Red Bull versucht, Max Verstappen mit einem neuen Vertrag bis Ende 2029 langfristig zu binden und dabei genau jene Ausstiegsklausel zu streichen, die durch seine aktuelle WM-Position nun nutzbar geworden ist. Nach Informationen von Bild würde das neue Angebot eine Gehaltserhöhung enthalten, aber keine Exit-Klausel mehr, obwohl Verstappen in seinem bis 2028 laufenden aktuellen Vertrag diese Option wegen seiner Platzierung außerhalb der Top 2 nach der Sommerpause bis Oktober ziehen kann.

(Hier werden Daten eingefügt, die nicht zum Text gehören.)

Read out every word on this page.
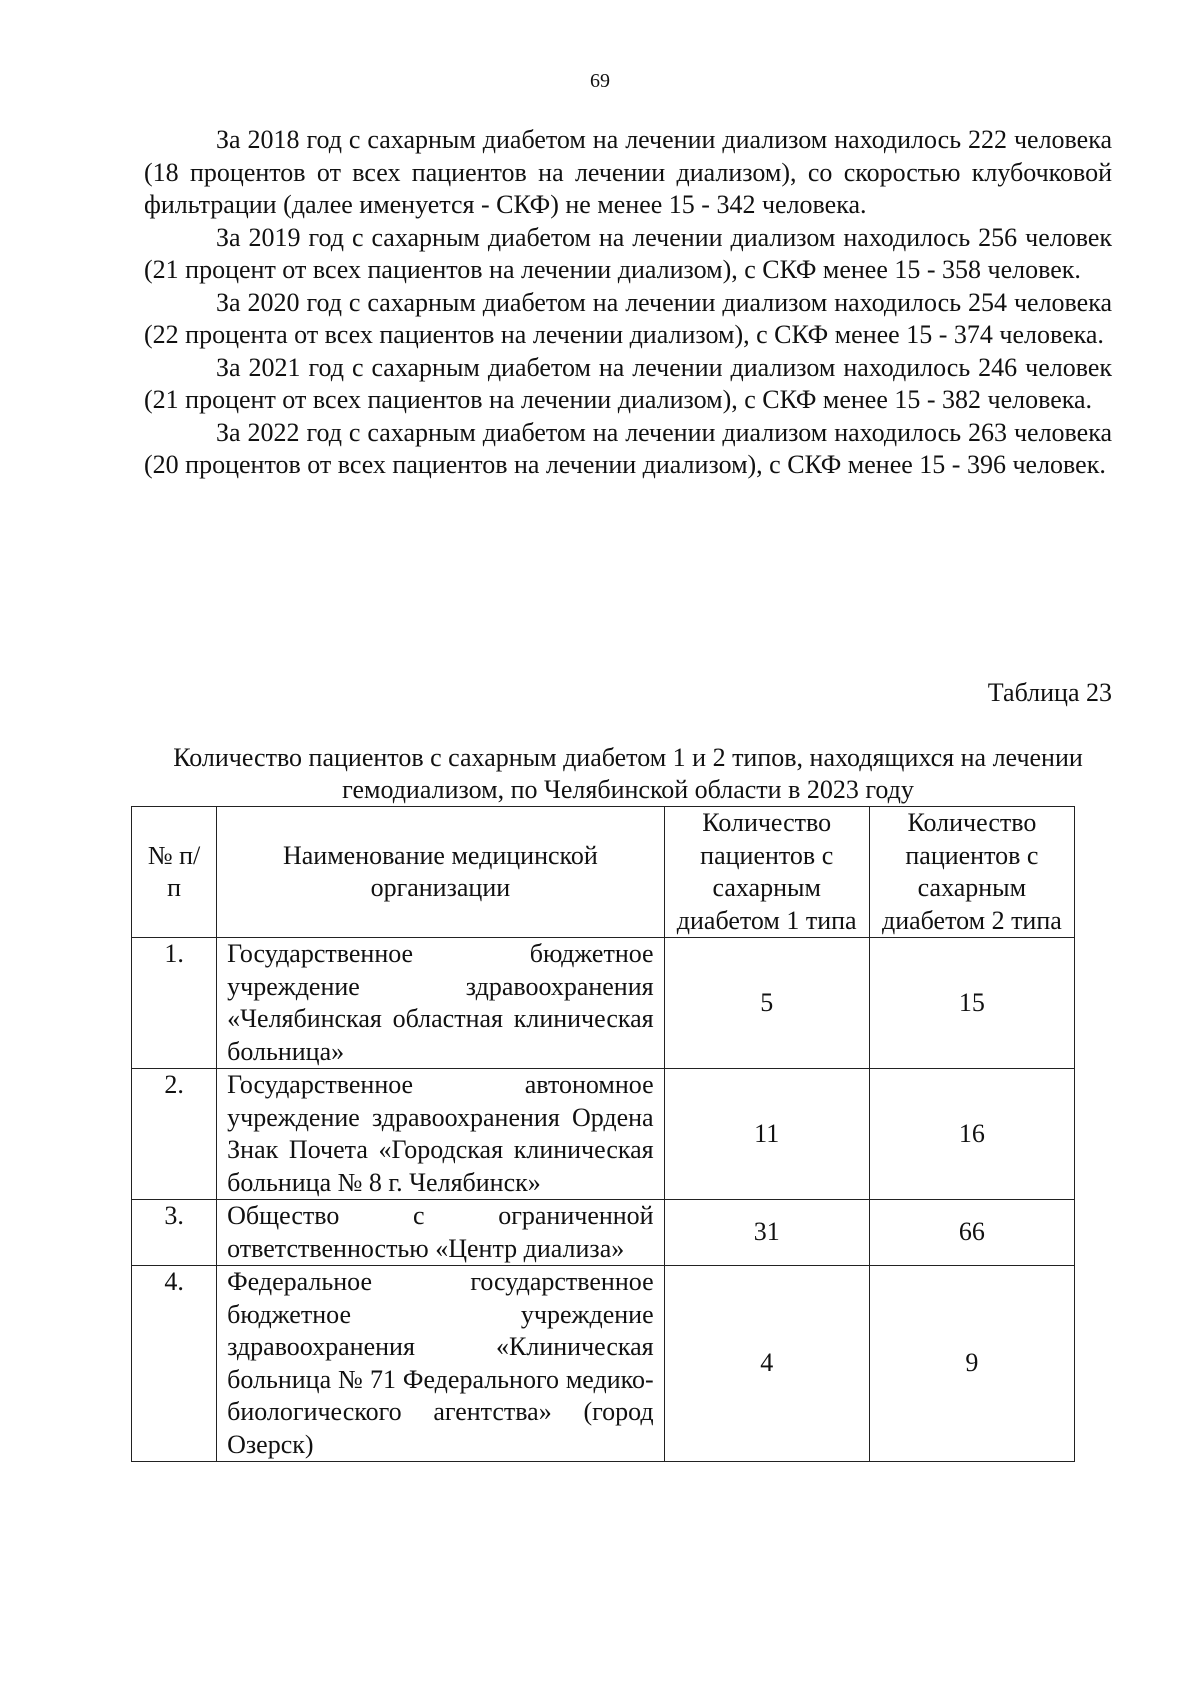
69

За 2018 год с сахарным диабетом на лечении диализом находилось 222 человека (18 процентов от всех пациентов на лечении диализом), со скоростью клубочковой фильтрации (далее именуется - СКФ) не менее 15 - 342 человека.

За 2019 год с сахарным диабетом на лечении диализом находилось 256 человек (21 процент от всех пациентов на лечении диализом), с СКФ менее 15 - 358 человек.

За 2020 год с сахарным диабетом на лечении диализом находилось 254 человека (22 процента от всех пациентов на лечении диализом), с СКФ менее 15 - 374 человека.

За 2021 год с сахарным диабетом на лечении диализом находилось 246 человек (21 процент от всех пациентов на лечении диализом), с СКФ менее 15 - 382 человека.

За 2022 год с сахарным диабетом на лечении диализом находилось 263 человека (20 процентов от всех пациентов на лечении диализом), с СКФ менее 15 - 396 человек.

Таблица 23
Количество пациентов с сахарным диабетом 1 и 2 типов, находящихся на лечении гемодиализом, по Челябинской области в 2023 году
№ п/п	Наименование медицинской организации	Количество пациентов с сахарным диабетом 1 типа	Количество пациентов с сахарным диабетом 2 типа
1.	Государственное бюджетное учреждение здравоохранения «Челябинская областная клиническая больница»	5	15
2.	Государственное автономное учреждение здравоохранения Ордена Знак Почета «Городская клиническая больница № 8 г. Челябинск»	11	16
3.	Общество с ограниченной ответственностью «Центр диализа»	31	66
4.	Федеральное государственное бюджетное учреждение здравоохранения «Клиническая больница № 71 Федерального медико-биологического агентства» (город Озерск)	4	9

Damit geht es für Red Bull nicht darum, die bestehende Klausel einfach abzukaufen, sondern sie durch ein neues, größeres Gesamtpaket zu ersetzen. Dem Bericht zufolge liegt der Vorschlag Verstappens Lager bereits seit mehreren Wochen vor. Sein fixes Jahresgehalt soll von rund 65 Millionen Euro auf bis zu 80 Millionen Euro steigen. Eine offizielle Antwort gibt es bislang nicht.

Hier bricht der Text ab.